The CPI rates nations on a scale of 0 to 100, with the lowest numbers indicating most corruption. ‘At the laboratories from countries below 50, like Russia on 28, there is high probability [of] corruption at sample collection sites, or inside the laboratory,’ he says.
Rodchenkov says he was still running his laboratory while confined to a psychiatric hospital
‘The countries above 50, less [corruption]. It’s very simple and very clear. The problem is WADA don’t take into account the disparity between countries.
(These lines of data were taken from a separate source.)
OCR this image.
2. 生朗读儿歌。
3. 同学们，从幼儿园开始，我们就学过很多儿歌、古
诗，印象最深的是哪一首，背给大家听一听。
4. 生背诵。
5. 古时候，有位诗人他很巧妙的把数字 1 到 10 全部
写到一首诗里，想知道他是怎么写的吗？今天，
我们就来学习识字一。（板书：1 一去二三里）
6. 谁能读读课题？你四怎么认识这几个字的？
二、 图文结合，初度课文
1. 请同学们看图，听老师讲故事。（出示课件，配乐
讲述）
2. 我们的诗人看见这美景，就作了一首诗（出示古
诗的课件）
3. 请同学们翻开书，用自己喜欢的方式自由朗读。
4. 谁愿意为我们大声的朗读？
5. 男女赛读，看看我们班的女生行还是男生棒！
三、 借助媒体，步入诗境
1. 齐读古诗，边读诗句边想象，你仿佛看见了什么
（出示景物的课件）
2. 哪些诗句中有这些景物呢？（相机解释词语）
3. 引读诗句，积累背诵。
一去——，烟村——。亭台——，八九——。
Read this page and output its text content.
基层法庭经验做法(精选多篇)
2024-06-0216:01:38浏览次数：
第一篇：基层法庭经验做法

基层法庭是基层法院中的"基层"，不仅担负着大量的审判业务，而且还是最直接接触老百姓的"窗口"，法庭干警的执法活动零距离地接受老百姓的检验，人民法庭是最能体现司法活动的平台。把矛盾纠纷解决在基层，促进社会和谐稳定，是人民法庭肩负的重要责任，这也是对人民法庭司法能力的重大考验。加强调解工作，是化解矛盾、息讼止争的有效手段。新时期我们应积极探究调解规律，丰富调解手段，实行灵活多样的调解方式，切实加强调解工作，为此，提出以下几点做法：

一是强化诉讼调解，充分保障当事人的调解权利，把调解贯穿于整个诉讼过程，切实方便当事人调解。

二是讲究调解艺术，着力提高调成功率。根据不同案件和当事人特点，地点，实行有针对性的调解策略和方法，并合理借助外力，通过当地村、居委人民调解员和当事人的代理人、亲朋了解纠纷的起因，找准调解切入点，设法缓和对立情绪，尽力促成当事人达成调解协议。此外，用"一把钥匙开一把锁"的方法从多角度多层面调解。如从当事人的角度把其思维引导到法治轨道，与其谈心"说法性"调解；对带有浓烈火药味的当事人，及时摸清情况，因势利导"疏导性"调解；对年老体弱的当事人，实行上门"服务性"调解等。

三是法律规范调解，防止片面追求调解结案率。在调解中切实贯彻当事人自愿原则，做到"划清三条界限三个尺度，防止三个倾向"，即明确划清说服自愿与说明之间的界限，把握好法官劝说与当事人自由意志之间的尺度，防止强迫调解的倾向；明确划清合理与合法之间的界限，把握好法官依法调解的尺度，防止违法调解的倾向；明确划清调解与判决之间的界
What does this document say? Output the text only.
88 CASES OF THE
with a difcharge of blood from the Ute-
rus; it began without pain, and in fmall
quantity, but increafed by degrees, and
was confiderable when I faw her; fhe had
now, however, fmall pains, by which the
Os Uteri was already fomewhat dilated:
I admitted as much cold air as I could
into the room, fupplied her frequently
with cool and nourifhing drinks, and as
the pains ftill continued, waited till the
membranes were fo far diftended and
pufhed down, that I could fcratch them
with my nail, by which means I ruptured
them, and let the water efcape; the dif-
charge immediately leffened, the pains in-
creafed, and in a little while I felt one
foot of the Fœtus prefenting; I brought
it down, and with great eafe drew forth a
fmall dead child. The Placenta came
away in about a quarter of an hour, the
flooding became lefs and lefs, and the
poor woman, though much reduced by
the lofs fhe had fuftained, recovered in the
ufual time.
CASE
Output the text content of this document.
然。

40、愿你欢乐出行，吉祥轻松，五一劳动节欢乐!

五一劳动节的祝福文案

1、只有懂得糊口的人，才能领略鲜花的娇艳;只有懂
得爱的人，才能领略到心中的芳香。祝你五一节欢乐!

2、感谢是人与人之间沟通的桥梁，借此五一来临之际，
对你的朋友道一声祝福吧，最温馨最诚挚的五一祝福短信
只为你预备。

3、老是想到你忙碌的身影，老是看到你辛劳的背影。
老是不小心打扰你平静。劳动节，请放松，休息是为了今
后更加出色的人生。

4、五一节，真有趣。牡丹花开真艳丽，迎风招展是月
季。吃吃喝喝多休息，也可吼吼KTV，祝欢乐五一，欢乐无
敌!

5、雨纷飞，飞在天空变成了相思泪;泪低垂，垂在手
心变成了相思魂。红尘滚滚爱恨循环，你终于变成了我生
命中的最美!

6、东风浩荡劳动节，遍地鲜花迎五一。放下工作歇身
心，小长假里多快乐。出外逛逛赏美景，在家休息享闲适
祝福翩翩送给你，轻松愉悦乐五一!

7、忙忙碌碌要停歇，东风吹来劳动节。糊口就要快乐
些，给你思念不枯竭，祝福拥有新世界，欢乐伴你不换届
There’s a huge inequality.’
Rodchenkov points out that a country without a WADA lab, like Kenya which has a CPI rating of 28, will also likely be riddled with institutional corruption, including in anti-doping.
The Mail on Sunday analysed the current CPI scores of the 27 different countries where WADA has accredited labs, and the ‘most corrupt’ nine nations on this list — Russia, Brazil, Thailand, Turkey, India, China, Romania, South Africa and Greece — have all had their WADA-accredited labs closed, suspended and/or investigated in recent years.
When asked to name specific corrupt labs currently, Rodchenkov said: ‘I have serious suspicions but I cannot tell you because now WADA are investigating some laboratories. I know for sure some, but I cannot tell you because it’s part of an investigation [which is covered by] non-disclosure.’
Rodchenkov says his own experience and WADA-funded studies inform his knowledge of widespread cheating, although levels vary from sport to sport. In weightlifting he has seen ‘85 per cent to 95 per cent’ using drugs. In athletics, upwards of 40 per cent, and at pan-sport international events, perhaps even more.
For the latter two examples he cites as evidence WADA-funded surveys conducted in 2011 and kept secret for years.
The World Anti-Doping Agency (WADA) asks for athletes to be ‘clean’ from illegal doping
The surveys asked 2,167 sportspeople at the 2011 World Athletics Championships in Daegu, South Korea, and at the Pan-Arab Games (PAG) in Doha, Qatar, held in the same year, about their drug use.
It concluded that 44 per cent of the Daegu respondents had taken banned drugs in the previous year [in track and field], while some 57 per cent of the PAG sportspeople had done so.
Rodchenkov contrasts these figures with the very low numbers of cheats caught by conventional testing mostly in place now.
‘To catch cheaters it should be intelligence and it should be whistleblower information [not just urine samples],’ he says. ‘Otherwise you have only 1-2 per cent of positives as WADA reports in their annual reports, but doesn’t reflect the real situation.’
Rodchenkov fills his days now helping WADA to build cases against drug cheats unearthed in the scam he organised. There are currently 298 cases pending against individuals across 27 sports.
The fear and anxiety of his first months in hiding and in exile have transformed into a businesslike calm. His work is not yet done.
‘Of course you can be frightened for days or weeks but not for years,’ he tells me. ‘So I’m absolutely — if not easy mind — I’m quite relaxed.’